Compensation for any psychiatric or physical injury will include an award for the pain and suffering and "loss of amenity" (or the benefit and enjoyment of life which the claimant has lost). These are known as "general damages". The court will also award a sum for any past and future financial losses that have been caused by the negligence. This will include lost earnings and the costs of care, aids and equipment ("special damages").
It should be noted that awards of general damages can be very low. Where damages are very high most of the money will usually have been awarded for future loss rather than for the actual injury itself. For example, where a serious brain injury has occurred, the costs of future care and lost earnings will make up most of the award.
Thf is a "be burden of proving negligence is on the claimant. The standard of prooalance of probabilities", in other words is it more likely than not that the defendant was negligent.
Clinical negligence includes negligence in relation to surgery, medication, diagnosis, delay in treatment, psychiatric care, psychotherapy, counselling, dentistry and childbirth (including damage to the unborn child). It can also include things that have not been done that should have been done, such as not giving a person the treatment they need, or failing to warn about the risks of a proposed treatment.
It does not matter what kind of treatment is undertaken; if all the elements set out above are present, there is a potential claim for damages.
Doctors and other healthcare professionals may be liable directly for their own negligent treatment. In addition, their employers, usually NHS Trusts, Primary Care Trusts or private hospitals, may be "vicariously" liable for the negligence of their staff.
A GP is liable for his or her own acts, for the acts of his or her employees and, arguably, for anyone else s/he employs to look after patients such as nurses. The General Medical Council requires that all doctors have adequate insurance cover.
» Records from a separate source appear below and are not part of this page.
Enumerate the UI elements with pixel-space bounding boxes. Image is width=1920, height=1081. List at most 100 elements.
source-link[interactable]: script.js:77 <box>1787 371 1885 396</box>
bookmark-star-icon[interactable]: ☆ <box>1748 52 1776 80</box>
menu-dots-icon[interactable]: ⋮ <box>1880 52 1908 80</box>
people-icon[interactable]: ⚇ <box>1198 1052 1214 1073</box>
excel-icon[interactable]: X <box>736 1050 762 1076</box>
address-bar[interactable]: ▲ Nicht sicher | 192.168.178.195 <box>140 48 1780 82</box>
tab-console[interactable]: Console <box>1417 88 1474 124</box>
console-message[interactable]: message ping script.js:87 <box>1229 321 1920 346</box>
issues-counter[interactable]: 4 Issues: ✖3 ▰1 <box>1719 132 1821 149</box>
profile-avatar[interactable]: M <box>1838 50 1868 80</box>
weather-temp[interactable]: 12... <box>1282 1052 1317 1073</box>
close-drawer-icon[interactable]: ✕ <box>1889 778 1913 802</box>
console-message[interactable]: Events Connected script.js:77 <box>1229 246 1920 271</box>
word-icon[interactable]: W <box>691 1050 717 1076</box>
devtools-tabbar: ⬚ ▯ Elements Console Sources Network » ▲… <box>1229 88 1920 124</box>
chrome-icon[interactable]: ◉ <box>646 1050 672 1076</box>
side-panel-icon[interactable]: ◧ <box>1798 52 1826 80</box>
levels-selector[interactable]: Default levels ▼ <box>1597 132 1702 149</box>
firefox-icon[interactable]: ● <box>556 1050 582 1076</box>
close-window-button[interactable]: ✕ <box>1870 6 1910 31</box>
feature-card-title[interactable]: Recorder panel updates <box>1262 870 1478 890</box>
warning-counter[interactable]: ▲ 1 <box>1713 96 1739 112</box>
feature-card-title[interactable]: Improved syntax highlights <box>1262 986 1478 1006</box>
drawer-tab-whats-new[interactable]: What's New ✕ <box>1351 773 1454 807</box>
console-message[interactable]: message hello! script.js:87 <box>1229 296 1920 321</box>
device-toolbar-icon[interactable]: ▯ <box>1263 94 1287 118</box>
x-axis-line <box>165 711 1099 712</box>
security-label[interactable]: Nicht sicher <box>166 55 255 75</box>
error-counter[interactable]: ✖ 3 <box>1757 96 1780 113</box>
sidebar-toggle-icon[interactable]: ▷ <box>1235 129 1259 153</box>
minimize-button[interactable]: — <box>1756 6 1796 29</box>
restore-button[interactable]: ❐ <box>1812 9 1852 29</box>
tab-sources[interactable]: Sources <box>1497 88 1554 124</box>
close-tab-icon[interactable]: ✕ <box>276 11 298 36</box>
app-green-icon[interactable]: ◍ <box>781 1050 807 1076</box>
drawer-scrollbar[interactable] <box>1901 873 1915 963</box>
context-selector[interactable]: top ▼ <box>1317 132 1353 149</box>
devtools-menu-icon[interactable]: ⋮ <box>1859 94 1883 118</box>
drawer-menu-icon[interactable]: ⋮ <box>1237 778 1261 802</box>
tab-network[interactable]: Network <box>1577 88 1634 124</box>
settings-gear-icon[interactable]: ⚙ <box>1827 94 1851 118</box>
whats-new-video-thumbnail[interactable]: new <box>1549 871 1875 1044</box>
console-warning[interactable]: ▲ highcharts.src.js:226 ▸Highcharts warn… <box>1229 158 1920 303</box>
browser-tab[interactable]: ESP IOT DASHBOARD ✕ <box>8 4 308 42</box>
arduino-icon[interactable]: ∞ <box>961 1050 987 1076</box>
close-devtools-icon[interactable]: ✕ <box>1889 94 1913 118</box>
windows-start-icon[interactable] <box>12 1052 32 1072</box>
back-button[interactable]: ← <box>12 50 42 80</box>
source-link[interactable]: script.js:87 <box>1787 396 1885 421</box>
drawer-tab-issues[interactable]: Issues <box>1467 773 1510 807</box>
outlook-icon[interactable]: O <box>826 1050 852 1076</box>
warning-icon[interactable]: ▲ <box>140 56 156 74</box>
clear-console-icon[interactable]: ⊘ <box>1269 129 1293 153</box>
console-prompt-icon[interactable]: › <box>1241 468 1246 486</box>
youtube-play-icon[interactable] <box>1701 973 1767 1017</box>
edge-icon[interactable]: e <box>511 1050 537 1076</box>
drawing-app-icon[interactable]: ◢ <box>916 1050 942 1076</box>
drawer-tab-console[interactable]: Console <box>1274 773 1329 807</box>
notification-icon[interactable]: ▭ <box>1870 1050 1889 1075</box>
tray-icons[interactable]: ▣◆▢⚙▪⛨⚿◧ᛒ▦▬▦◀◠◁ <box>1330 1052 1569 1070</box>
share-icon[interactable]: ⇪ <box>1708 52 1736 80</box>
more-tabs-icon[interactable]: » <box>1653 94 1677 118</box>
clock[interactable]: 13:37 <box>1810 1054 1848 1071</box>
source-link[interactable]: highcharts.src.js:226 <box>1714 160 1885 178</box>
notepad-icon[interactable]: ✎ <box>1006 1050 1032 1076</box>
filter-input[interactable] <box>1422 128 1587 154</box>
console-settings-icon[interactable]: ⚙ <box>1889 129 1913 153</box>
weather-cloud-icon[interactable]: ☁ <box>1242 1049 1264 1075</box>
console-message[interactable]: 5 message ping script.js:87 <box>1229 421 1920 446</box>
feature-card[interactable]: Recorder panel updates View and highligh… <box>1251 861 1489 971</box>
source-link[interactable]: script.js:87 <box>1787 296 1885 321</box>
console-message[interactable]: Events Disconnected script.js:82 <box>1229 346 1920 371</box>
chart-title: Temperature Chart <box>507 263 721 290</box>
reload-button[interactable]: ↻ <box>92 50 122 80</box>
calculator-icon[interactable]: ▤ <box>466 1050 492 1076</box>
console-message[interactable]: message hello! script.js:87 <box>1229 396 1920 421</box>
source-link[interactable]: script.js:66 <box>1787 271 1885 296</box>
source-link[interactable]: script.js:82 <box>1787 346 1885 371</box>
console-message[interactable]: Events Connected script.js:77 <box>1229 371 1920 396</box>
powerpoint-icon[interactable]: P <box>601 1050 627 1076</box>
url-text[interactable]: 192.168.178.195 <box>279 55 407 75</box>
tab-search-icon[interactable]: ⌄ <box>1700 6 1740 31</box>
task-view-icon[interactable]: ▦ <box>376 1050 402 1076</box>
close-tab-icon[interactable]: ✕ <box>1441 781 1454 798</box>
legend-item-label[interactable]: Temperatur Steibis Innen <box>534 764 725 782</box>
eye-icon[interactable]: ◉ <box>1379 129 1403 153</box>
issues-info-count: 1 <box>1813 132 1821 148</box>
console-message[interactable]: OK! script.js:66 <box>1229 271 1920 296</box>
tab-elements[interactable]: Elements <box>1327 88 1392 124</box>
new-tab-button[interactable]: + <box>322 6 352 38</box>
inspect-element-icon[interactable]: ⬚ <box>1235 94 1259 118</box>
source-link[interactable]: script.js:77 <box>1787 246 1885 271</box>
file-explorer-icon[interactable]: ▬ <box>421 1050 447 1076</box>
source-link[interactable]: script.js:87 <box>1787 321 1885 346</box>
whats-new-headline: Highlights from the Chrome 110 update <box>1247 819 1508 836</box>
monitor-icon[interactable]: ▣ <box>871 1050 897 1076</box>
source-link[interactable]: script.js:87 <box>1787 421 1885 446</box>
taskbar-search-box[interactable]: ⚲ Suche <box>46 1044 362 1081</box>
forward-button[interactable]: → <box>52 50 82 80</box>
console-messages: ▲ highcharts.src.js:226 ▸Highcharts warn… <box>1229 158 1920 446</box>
If the negligent healthcare professional was a health service employee, such as a hospital doctor, then it would be the Health Authority or Trust that would be liable. If a claim is successful it will be the hospital that pays the damages. Doctors, nurses and other health care staff in the NHS are covered by the NHS Indemnity, which means their employer is responsible for any clinical negligence claims.
Hospitals may also be directly liable where, for example, they have failed to adequately supervise or train their doctors and nurses or where hygiene standards have not been maintained properly.
A clinic or private hospital will take out its own insurance. It will employ staff such as doctors, nurses and administrative staff. The medical staff using the facilities of the clinic will be independent contractors, and therefore, any claim should be against them as individuals. In almost all cases it will be the individual doctor that is sued. As stated above, insurance will be required by the relevant professional organisation.
Often, at the beginning of the investigations it will not be clear who was negligent. However, by the end of the investigations it should be apparent which person or persons were negligent, and therefore, who should be sued. However, sometimes this can be difficult to establish. This may be due to a lack of time to investigate fully the claim, or if it appears that there has been negligence by more than one individual. If this situation arises then a claim should be brought against all those involved to protect the claimant's position.